MONTREAL (Reuters) - Canadian former sprinter Bruny Surin, part of the gold medal-winning 4x100-meter relay team in the 1996 Summer Olympics, is suing Germany’s Puma SE for the name of its “Cell Surin” brand of running shoes, according to court filings from the province of Quebec.
Surin, who helped Canada’s relay team upset their American rivals to win the gold during the 1996 Atlanta games, is seeking C$90,000 ($68,576.65) for the unauthorized use of the name from the North American and Canadian divisions of the sportswear maker, according to allegations in a recent court filing.
Surin could change that amount, the filing said, since he does not know how many shoes were sold, or the amount of revenue they generated for Puma.
He also asked the court to order Puma to stop promoting the “Cell Surin” line of clothing and shoes.
Surin, 49, who sells his own line of sports clothing and runs a charitable foundation in Canada, learned about the shoes in June 2015, and contacted Puma, which had never been in touch with him about the sneakers, the filing said. Surin, who is represented by Canadian law firm Lavery de Billy, argued in the filing that the word “surin” doesn’t exist in English, while it means “knife” or “blade” in French.

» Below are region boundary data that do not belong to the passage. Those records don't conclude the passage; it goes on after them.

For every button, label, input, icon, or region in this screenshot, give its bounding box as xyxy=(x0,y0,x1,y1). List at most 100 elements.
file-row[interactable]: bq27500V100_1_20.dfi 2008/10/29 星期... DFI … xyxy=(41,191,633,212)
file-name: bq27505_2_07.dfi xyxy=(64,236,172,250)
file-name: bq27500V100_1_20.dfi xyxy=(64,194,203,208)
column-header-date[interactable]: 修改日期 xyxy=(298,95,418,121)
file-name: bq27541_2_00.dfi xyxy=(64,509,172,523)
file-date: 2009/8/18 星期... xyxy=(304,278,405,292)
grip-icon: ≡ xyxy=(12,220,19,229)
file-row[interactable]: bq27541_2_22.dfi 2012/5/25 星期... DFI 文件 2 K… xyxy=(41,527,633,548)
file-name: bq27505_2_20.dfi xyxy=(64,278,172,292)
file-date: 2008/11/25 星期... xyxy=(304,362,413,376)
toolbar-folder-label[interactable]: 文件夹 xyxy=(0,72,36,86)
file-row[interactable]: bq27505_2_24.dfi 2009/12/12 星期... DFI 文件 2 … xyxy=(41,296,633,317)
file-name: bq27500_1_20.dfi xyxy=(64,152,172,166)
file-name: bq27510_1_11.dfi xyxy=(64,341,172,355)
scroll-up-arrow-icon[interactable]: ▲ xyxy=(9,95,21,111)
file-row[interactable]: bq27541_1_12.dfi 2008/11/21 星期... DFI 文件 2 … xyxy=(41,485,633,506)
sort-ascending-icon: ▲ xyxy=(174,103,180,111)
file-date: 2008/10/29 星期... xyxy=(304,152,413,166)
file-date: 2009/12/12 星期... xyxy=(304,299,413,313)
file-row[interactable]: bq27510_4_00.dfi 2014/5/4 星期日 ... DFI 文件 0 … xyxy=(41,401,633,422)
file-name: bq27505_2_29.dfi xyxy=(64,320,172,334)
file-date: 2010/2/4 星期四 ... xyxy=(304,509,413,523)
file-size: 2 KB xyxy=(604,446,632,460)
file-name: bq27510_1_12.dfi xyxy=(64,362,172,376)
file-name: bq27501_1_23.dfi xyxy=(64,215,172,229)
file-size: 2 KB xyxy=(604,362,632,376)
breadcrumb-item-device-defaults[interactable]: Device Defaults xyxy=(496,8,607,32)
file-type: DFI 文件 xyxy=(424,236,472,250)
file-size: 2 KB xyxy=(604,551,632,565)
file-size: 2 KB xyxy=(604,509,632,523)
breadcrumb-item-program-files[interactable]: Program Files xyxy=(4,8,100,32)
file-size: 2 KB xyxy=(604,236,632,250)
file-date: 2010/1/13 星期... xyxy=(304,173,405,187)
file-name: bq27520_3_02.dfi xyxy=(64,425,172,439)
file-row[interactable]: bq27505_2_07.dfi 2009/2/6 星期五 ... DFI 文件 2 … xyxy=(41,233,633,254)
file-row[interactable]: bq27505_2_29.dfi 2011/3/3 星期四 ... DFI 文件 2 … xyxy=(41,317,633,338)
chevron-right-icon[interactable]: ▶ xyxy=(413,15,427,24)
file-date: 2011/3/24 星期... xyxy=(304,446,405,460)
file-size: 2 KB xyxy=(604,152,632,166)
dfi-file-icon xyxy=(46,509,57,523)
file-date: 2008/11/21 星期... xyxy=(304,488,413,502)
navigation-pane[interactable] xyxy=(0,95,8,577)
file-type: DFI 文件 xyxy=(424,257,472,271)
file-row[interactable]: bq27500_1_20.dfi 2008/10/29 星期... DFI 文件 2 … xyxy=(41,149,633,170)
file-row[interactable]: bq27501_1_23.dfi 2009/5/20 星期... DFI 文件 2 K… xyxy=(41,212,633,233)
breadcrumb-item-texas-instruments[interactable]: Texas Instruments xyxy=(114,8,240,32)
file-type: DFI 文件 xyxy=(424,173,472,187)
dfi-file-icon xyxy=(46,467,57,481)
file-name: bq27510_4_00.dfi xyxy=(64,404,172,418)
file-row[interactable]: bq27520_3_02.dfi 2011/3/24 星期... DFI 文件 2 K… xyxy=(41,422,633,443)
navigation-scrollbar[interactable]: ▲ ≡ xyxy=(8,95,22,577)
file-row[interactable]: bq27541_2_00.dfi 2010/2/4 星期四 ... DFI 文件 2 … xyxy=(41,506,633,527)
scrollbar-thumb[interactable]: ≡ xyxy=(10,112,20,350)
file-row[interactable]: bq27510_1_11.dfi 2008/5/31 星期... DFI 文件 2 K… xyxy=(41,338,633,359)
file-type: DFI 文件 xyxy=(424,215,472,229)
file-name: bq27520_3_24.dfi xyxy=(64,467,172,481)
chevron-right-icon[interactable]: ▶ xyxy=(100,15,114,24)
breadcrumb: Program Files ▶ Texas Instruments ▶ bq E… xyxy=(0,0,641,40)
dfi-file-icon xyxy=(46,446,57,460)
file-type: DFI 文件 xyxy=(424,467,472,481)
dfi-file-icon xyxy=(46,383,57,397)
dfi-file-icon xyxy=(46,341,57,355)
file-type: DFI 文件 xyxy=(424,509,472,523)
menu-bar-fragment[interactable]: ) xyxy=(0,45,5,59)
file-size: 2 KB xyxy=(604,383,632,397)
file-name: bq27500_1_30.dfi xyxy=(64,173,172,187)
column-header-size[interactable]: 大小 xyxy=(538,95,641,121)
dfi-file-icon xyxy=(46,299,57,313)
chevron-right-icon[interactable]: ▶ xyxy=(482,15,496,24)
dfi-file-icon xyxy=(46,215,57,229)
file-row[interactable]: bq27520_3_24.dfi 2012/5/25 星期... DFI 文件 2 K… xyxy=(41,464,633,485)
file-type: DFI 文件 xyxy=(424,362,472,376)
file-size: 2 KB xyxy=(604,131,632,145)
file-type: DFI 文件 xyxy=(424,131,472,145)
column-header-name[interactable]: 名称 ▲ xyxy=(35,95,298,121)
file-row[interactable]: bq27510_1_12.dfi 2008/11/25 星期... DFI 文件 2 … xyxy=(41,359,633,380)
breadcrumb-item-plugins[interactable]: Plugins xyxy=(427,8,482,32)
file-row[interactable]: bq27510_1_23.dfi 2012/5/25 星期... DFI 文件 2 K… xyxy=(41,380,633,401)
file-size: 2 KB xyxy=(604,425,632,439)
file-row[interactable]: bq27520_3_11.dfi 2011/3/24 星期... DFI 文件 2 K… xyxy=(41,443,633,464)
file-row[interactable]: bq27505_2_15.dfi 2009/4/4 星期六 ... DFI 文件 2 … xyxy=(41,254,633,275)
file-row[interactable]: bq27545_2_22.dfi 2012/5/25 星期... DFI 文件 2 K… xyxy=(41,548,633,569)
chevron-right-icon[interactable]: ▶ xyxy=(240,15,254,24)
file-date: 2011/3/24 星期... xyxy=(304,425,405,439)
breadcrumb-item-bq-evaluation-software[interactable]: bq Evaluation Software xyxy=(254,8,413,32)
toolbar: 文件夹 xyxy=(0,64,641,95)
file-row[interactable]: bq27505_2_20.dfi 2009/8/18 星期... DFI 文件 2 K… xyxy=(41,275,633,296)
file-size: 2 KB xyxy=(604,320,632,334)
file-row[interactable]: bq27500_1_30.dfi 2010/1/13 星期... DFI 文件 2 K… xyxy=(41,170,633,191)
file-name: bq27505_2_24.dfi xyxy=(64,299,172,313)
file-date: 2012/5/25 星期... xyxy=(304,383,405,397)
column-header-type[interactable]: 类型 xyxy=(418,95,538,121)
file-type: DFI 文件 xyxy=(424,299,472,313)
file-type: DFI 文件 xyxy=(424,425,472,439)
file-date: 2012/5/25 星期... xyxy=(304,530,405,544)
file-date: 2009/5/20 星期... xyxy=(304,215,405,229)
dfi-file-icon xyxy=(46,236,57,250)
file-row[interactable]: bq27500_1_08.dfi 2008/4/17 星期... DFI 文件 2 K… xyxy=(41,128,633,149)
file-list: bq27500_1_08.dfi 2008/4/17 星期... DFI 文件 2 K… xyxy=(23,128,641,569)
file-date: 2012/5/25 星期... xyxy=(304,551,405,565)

He said in the filing that the shoes were promoted under the slogan: “you move fast.”
“The use of the word ‘Surin’ by Puma created a confusion that would leave one to think that Surin is endorsing Puma along with the product,” the French-language filing said. “Surin was contacted by people who believed that Puma’s commercialization of ‘Cell Surin’ was being done in connection with Surin.”
Puma sponsors Jamaican sprinter and 100-meter world record holder Usain Bolt, who will compete during the Rio Olympics.
Surin is also in Rio de Janeiro, where he is serving as a track and field commentator for a Canadian TV network.
A Puma representative was not immediately available for comment on Tuesday.